Finalmente, tomo um pequeno gole, deixando a borda do copo perto dos lábios por um tempo. Olho outra vez para a esquerda, e, como eu previa, a mulher me vê, como se estivesse esperando que eu olhasse.
Fácil demais.
Ela sorri discretamente e olha para a amiga loura. As duas trocam algumas palavras, mas tenho a sensação de que não são íntimas, devem ter se conhecido hoje, porque a outra mulher parece mais interessada nos dois homens do que na conversa. Logo os quatro estão me olhando, os dois homens com expressões decepcionadas.
A mulher de cabelo escuro pega a bolsinha preta da mesa do canto e a enfia debaixo do braço.
Ela vem até mim, balançando suavemente os quadris por baixo da saia.
— Olá — cumprimenta timidamente ao se aproximar, mas tenho a sensação de que não é muito tímida. Talvez esteja encenando, mas já percebo que não é da natureza dela repelir um homem como eu, alguém que ela sabe, em algum lugar no fundo da mente, que é controlador na cama.
— Boa noite — respondo, com um sorriso tênue.
Ela fica vermelha.
Eu me levanto um pouco do banquinho e aponto para o lugar vazio ao meu lado, indicando que ela deve se sentar. Ela obedece, apoiando a bota no estribo para subir no assento. E deixa a bolsinha no balcão.
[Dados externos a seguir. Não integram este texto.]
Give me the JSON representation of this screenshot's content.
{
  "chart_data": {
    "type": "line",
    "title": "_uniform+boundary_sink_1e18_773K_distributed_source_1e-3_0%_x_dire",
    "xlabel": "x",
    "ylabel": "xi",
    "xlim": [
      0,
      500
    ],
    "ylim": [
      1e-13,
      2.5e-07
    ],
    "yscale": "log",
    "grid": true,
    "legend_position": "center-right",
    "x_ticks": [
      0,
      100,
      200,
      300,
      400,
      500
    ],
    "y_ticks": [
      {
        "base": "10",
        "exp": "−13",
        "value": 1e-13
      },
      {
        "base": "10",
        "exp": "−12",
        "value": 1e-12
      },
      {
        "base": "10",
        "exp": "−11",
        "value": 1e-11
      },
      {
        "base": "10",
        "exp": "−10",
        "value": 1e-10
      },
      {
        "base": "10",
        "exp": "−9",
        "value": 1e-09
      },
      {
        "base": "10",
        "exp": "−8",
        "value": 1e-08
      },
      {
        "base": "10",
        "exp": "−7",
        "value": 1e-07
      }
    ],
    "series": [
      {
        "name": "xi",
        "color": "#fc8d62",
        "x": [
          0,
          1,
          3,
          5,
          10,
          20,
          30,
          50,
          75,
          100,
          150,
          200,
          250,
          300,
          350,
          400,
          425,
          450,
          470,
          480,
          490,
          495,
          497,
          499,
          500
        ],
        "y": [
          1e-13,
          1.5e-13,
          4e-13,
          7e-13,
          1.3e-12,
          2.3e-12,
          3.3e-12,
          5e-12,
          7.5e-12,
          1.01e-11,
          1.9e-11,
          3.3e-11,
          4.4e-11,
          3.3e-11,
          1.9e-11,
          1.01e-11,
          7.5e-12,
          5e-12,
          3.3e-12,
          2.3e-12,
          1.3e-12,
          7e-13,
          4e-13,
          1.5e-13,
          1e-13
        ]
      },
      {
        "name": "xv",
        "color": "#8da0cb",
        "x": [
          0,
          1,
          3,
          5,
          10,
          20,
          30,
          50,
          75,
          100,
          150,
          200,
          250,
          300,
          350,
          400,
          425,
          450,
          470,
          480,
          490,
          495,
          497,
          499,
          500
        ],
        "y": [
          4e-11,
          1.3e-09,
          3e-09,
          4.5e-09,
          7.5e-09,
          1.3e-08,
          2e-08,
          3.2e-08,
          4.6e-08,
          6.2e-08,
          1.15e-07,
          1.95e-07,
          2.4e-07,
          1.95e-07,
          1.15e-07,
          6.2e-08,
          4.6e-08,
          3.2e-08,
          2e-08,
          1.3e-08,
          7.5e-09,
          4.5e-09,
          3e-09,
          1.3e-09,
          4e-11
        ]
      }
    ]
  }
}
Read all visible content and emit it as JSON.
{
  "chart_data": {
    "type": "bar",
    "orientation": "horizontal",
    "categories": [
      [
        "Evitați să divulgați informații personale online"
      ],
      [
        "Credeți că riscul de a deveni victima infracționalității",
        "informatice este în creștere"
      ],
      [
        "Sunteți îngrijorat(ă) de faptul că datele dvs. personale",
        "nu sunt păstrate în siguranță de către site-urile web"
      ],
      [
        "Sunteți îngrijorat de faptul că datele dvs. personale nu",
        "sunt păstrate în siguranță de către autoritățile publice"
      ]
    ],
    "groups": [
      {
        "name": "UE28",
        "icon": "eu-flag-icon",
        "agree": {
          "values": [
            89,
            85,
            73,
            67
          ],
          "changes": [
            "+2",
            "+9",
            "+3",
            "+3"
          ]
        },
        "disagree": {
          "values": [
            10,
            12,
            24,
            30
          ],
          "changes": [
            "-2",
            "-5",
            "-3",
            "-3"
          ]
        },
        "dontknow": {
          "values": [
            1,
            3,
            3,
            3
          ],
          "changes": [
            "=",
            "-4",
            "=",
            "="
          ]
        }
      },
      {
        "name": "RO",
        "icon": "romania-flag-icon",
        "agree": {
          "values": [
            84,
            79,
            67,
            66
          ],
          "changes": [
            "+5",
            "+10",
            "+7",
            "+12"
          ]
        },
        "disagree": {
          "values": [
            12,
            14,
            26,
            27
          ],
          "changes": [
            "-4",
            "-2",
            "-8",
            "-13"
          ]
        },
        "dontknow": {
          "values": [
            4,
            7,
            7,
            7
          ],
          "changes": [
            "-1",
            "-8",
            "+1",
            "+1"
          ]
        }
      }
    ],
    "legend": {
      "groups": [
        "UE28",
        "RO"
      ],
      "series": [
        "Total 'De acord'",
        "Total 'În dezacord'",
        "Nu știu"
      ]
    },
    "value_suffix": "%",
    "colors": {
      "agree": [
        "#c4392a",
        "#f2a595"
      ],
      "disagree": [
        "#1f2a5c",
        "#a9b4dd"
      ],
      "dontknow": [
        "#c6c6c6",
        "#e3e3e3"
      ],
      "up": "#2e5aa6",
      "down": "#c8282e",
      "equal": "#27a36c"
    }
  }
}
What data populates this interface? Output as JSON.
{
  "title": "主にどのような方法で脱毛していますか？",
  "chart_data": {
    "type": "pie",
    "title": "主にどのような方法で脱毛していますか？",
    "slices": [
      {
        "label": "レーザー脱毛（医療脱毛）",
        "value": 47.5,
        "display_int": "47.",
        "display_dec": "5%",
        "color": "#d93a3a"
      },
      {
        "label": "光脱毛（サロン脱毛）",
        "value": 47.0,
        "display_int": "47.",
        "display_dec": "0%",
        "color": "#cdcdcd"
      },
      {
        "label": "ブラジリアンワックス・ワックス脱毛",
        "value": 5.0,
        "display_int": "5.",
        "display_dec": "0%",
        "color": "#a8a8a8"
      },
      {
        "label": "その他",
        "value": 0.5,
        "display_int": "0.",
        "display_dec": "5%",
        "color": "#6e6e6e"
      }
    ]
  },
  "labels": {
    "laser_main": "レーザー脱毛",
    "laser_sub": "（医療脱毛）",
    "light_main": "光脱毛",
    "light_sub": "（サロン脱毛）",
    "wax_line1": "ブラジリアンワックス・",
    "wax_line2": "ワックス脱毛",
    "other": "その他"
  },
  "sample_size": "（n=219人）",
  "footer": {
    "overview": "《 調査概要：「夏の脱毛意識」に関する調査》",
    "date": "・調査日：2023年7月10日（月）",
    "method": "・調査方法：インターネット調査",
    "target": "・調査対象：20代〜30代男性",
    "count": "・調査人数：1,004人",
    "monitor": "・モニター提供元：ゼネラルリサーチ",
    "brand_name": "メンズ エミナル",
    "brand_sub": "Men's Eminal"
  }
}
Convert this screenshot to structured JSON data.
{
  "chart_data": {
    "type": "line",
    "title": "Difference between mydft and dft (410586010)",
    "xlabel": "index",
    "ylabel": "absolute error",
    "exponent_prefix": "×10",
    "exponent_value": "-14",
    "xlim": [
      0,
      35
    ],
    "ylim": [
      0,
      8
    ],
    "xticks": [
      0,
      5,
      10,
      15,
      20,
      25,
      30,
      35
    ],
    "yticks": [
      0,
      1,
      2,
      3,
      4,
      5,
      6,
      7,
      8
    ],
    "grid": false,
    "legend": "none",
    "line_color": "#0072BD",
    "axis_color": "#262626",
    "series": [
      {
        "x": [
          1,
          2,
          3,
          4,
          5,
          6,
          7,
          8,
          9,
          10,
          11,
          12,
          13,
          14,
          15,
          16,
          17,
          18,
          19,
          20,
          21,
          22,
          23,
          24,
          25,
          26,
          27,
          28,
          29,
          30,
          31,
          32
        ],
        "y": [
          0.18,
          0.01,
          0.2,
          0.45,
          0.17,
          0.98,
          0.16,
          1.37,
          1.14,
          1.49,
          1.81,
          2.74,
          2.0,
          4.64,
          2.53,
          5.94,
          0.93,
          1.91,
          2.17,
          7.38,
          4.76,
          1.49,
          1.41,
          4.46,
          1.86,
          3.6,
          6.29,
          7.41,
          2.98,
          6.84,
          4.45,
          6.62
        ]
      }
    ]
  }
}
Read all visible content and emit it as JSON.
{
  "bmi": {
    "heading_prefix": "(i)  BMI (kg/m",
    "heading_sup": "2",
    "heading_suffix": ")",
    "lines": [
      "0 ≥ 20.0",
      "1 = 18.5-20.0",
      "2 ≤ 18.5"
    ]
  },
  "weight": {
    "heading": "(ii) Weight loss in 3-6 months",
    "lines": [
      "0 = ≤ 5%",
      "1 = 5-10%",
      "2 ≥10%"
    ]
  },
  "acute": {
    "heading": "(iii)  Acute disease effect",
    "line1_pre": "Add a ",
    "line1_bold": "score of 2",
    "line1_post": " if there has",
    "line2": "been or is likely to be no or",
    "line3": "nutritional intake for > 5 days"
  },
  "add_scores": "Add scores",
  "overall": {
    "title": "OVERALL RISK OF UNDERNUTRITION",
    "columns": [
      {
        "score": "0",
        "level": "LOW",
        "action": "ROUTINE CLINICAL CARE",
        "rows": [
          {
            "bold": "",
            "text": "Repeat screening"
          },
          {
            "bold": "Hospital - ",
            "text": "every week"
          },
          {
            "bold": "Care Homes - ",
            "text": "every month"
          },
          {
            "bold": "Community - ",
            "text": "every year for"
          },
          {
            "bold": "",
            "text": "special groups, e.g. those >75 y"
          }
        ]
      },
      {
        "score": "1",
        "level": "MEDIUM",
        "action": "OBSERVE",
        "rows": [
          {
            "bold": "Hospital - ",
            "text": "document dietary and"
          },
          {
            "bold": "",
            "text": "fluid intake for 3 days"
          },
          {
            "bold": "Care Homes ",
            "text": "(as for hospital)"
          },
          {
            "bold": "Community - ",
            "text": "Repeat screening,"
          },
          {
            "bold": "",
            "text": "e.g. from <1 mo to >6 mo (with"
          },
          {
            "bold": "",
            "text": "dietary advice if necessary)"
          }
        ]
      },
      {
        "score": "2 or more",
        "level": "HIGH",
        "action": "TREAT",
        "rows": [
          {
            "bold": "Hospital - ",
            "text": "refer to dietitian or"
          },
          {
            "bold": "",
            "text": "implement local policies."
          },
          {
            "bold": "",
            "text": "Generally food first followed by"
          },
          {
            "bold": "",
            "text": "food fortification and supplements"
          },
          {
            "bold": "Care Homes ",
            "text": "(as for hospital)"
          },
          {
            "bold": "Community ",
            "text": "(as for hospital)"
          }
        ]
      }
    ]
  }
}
Ela tem um cheiro bom, de maquiagem. Os cabelos estão recém-lavados, e, embora ela tenha bebido, ainda sinto traços mentolados da pasta de dente.
Faço um sinal para o garçom, que se aproxima e espera.
— Quer beber alguma coisa? — pergunto à mulher.
Ela sorri, e seus olhos castanhos parecem brilhar.
— Claro, obrigada — responde. — Um cuba-libre.
Enquanto o garçom vai preparar o drinque, tomo mais um gole do meu e afasto o copo. Eu me viro no banquinho para ficar de frente para ela, deixando o cotovelo direito apoiado no balcão.
— Não é comum homens como você virem aqui — comenta ela.
O garçom coloca o copo de cuba-libre no balcão e nos deixa a sós de novo.
— Homens como eu? — pergunto, em um tom despreocupado.
Ela assente, corando.
— É — concorda, passando os dedos no relevo do copo, como eu estava fazendo. — Um executivo, ao que parece. Ainda por cima com sotaque. — Ela olha para o meu relógio, que desponta debaixo da manga do paletó. — E ninguém costuma entrar aqui usando um Rolex.
Interessante. Ela conhece um Rolex só de ver, e não precisa nem ser de perto. Veio atrás de caras ricos? Ou será que é rica? Ela pode ser várias coisas, mas, se tem uma coisa que não é, é tímida, e entende de dinheiro. Está longe de ser vulnerável. Não, essa mulher é boa no próprio jogo. Conseguiria fazer um homem pensar que ela é vulnerável. Mas não é tão fácil me enganar. Só me pergunto se ela é boa o suficiente para perceber isso.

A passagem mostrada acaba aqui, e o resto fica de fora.